I've taken a break from the coroutine mines to update this branch.

  • Array access now works again by implementing the ArrayAccess interface.
  • Templated functions can now be externed with generic functions.
  • The required semantics type has been changed to value and fixed an issue where some generated variables can't be references.

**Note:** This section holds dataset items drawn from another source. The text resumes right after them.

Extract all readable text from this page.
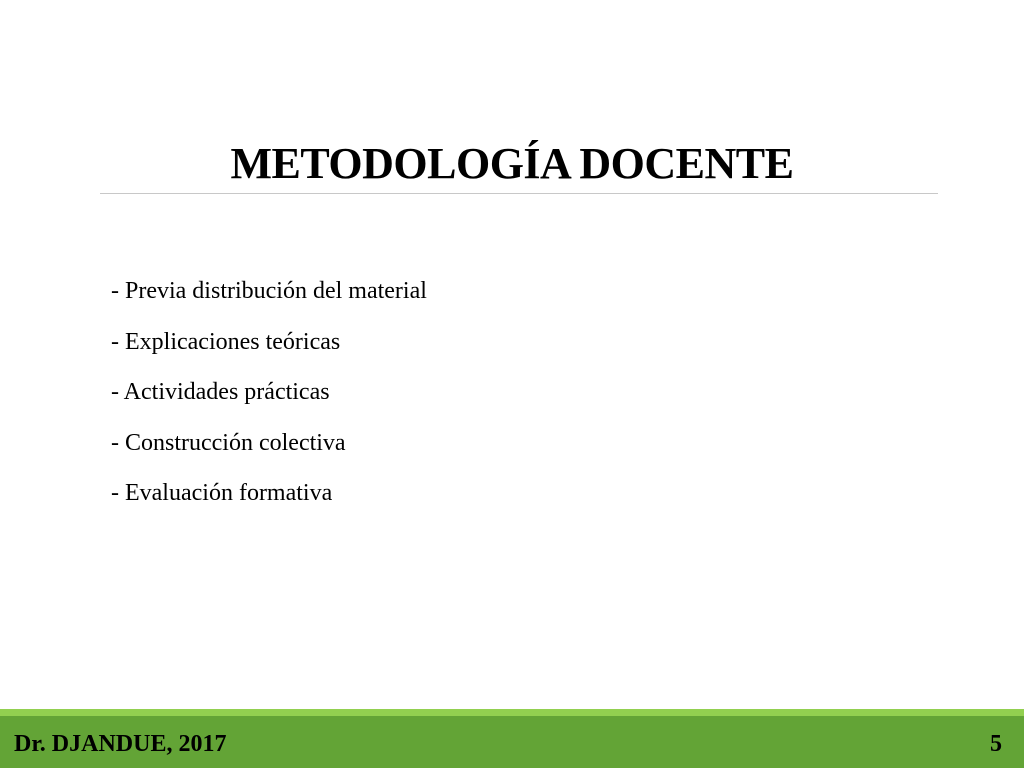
METODOLOGÍA DOCENTE
- Previa distribución del material
- Explicaciones teóricas
- Actividades prácticas
- Construcción colectiva
- Evaluación formativa
Dr. DJANDUE, 2017	5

I then got a bit carrier away and added some new types to help with externs.

cpp.marshal.View

This value type extern is basically C#'s Span<T> type, but for hxcpp. It is used to represent a contiguous region of memory, managed or unmanaged. You can use the cpp.marshal.ViewExtensions class to create views from haxe arrays, vectors, bytes, or pointers.

final a = [ 0, 1, 2, 3 ];
final v = a.asView().slice(1, 2);

trace(v[0], v[1]); // prints 1, 2

There are then all sorts of operator for getting slices, copying, reinterpreting, etc. Since these are all stack only value types holding a pointer and a length they're nice and light weight.

cpp.marshal.Marshal

This class provides a bunch of static functions for working with view types. Historically it has been quite annoying to deal with c-strings in haxe / hxcpp, but views and the marshal class makes these sort of operations easy.

final s = "Hello, World";
final v = s.toWideCharView(); // cpp.marshal.View<cpp.Char16>

trace(v.toString());

The marshal class also provides functions for reading and writing any types from views, making it easy to pack objects into bytes.

@:cpp.ValueType
extern class Point {
    var x : Int;
    var y : Int;

    function new(x:Int, y:Int):Void;
}

final a = [ 0, 0 ];
final v = a.asView().reinterpret();
final p = new Point(2, 4);

v.write(p);

trace(a);  // prints [ 2, 4 ];

This all works well and I'm really happy with it. I've been experimenting with removing untyped usage using this stuff and I've got a version of haxe.io.Bytes which is now untyped free. E.g. getDouble was,

return untyped __global__.__hxcpp_memory_get_double(b, pos)

and is now

return this.asView().slice(pos).readFloat64()

I've also got a wip implementation of the sys.io.File api and associated readers and writers which use the new managed type externs and views to completely remove the weak Dynamic typing and untyped usage there.